21

I am writing a program that syncs PostgreSQL and MS SQL server databases (and adds some changes in this transition). With multi million records, it takes a long time, and loads server pretty bad with select *; it also takes more resources to parse unchanged records and validate them against MS SQL server.

Are there any logs in PostgreSQL that I can parse to find out the changes that took place in the last n-minutes? This would allow me to select only those records that I need to work; improving performance.

Andrew
  • 7,619
  • 13
  • 63
  • 117

2 Answers2

40

Postgresql, find changes in the last n minutes:

Postgresql does not automatically store the date or time that rows were added/updated/deleted (it would really slow things down to handle timestamps like this if you didn't want it to).

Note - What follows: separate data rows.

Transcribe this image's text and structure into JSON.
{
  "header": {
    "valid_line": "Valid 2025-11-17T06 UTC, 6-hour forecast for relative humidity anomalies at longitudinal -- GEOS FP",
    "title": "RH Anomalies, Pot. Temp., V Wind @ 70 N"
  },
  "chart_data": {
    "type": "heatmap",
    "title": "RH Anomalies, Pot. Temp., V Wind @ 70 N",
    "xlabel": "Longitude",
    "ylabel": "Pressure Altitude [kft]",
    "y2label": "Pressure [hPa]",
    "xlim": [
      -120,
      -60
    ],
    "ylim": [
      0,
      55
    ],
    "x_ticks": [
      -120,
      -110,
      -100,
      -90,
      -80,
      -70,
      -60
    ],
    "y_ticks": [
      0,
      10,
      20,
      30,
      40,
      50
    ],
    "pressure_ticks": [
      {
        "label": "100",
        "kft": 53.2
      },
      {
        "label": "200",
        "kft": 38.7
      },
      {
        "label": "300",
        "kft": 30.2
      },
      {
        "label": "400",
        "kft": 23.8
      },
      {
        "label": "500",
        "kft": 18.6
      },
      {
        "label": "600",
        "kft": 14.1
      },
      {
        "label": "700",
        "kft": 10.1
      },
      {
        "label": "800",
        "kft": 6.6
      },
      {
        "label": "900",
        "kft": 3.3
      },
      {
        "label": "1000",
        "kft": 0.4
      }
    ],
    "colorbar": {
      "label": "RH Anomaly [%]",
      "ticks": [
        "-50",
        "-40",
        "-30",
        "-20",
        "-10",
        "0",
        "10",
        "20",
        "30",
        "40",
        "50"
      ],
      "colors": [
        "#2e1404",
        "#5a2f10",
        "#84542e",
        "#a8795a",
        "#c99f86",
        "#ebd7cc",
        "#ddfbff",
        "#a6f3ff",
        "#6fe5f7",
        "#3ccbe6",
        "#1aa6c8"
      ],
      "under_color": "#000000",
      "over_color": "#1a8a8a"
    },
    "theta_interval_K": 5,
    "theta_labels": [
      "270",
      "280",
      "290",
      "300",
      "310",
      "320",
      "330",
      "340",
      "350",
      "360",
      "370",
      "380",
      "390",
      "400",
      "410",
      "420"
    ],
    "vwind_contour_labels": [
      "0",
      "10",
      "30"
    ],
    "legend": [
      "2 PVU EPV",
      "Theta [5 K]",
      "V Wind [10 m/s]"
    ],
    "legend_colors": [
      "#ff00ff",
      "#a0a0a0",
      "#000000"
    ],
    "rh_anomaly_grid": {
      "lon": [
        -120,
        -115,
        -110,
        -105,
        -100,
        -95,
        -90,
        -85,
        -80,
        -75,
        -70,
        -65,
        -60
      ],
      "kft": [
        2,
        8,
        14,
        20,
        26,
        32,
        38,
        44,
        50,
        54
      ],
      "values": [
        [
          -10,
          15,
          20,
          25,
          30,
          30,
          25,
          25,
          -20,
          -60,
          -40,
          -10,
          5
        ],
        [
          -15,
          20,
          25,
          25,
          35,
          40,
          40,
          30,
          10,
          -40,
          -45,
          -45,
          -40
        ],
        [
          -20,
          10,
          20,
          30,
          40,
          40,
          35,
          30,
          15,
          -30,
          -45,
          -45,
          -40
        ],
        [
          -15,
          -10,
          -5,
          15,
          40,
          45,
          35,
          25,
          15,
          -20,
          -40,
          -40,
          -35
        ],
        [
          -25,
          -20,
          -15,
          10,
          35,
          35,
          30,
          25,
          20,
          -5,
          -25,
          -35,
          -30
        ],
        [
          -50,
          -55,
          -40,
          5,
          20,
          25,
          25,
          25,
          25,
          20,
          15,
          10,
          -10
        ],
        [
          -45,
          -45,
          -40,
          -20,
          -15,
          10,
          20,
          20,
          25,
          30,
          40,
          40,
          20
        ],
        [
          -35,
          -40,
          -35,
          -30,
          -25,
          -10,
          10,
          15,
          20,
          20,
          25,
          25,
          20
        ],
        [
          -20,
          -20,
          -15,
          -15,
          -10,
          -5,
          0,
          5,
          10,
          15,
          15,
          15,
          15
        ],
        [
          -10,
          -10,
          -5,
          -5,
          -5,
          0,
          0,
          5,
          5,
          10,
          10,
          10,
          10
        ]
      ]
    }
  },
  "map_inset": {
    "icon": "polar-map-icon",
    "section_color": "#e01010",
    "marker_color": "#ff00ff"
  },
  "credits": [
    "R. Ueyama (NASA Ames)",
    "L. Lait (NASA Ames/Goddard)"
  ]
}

You'll have to do it yourself: Add a timestamp column to the table. When you insert a row into the table, have it update the timestamp column to the current_timestamp. When you are selecting the row, use a select statement that filters down where timestamp is greater than N minutes ago as follows:

Get rows where a timestamp is greater than a date:

SELECT * from yourtable 
WHERE your_timestamp_field > to_date('05 Dec 2000', 'DD Mon YYYY');

Get rows that have been changed in the last n minutes:

SELECT * from yourtable 
WHERE your_timestamp_field > current_timestamp - interval '5 minutes'

Walkthrough example

drop table foo; 
CREATE TABLE foo( 
    msg character varying(20), 
    created_date date, 
    edited_date timestamp 
); 
insert into foo values( 'splog adfarm coins', '2015-01-01', current_timestamp);
insert into foo values( 'execute order 2/3', '2020-03-15', current_timestamp);
insert into foo values( 'deploy wessels', '2038-03-15', current_timestamp);
 
select * from foo where created_date < to_date('2020-05-05', 'YYYY-mm-DD'); 
    ┌────────────────────┬──────────────┬────────────────────────────┐ 
    │        msg         │ created_date │        edited_date         │ 
    ├────────────────────┼──────────────┼────────────────────────────┤ 
    │ splog adfarm coins │ 2015-01-01   │ 2020-12-29 11:46:27.968162 │ 
    │ execute order 2/3  │ 2020-03-15   │ 2020-12-29 11:46:27.96918  │ 
    └────────────────────┴──────────────┴────────────────────────────┘ 
 
select * from foo where edited_date > to_timestamp(
    '2020-12-29 11:42:37.719412', 'YYYY-MM-DD HH24_MI_SS.US'); 
    ┌────────────────────┬──────────────┬────────────────────────────┐ 
    │        msg         │ created_date │        edited_date         │ 
    ├────────────────────┼──────────────┼────────────────────────────┤ 
    │ execute order 2/3  │ 2020-03-15   │ 2020-12-29 11:46:27.96918  │ 
    │ deploy wessels     │ 2038-03-15   │ 2020-12-29 11:46:27.969988 │ 
    └────────────────────┴──────────────┴────────────────────────────┘ 
Eric Leschinski
  • 146,994
  • 96
  • 417
  • 335
  • OK, inserts can be taken care of with timestamps, what about edits? – Andrew Dec 07 '12 at 17:52
  • 1
    When you edit the table, you could either update that same timestamp, or make an additional column called "date_updated" and when you update the row, mark that column as current time. Watchout for timezone changes, daylight savings times and other shenanigans with the time. – Eric Leschinski Dec 07 '12 at 17:54
  • Use **`trigger`** to update your_timestamp_field automatically when any INSERT/UPDATE is proceeded. You don't more need to remember 'SET your_timestamp' in all queries. – Evgeny Nozdrev Oct 16 '18 at 12:20
4

You can use a trigger based approach described here:

http://wiki.postgresql.org/wiki/Audit_trigger

Essentially every table change fires a trigger which can write some info in a log table.

sega_sai
  • 8,328
  • 1
  • 29
  • 38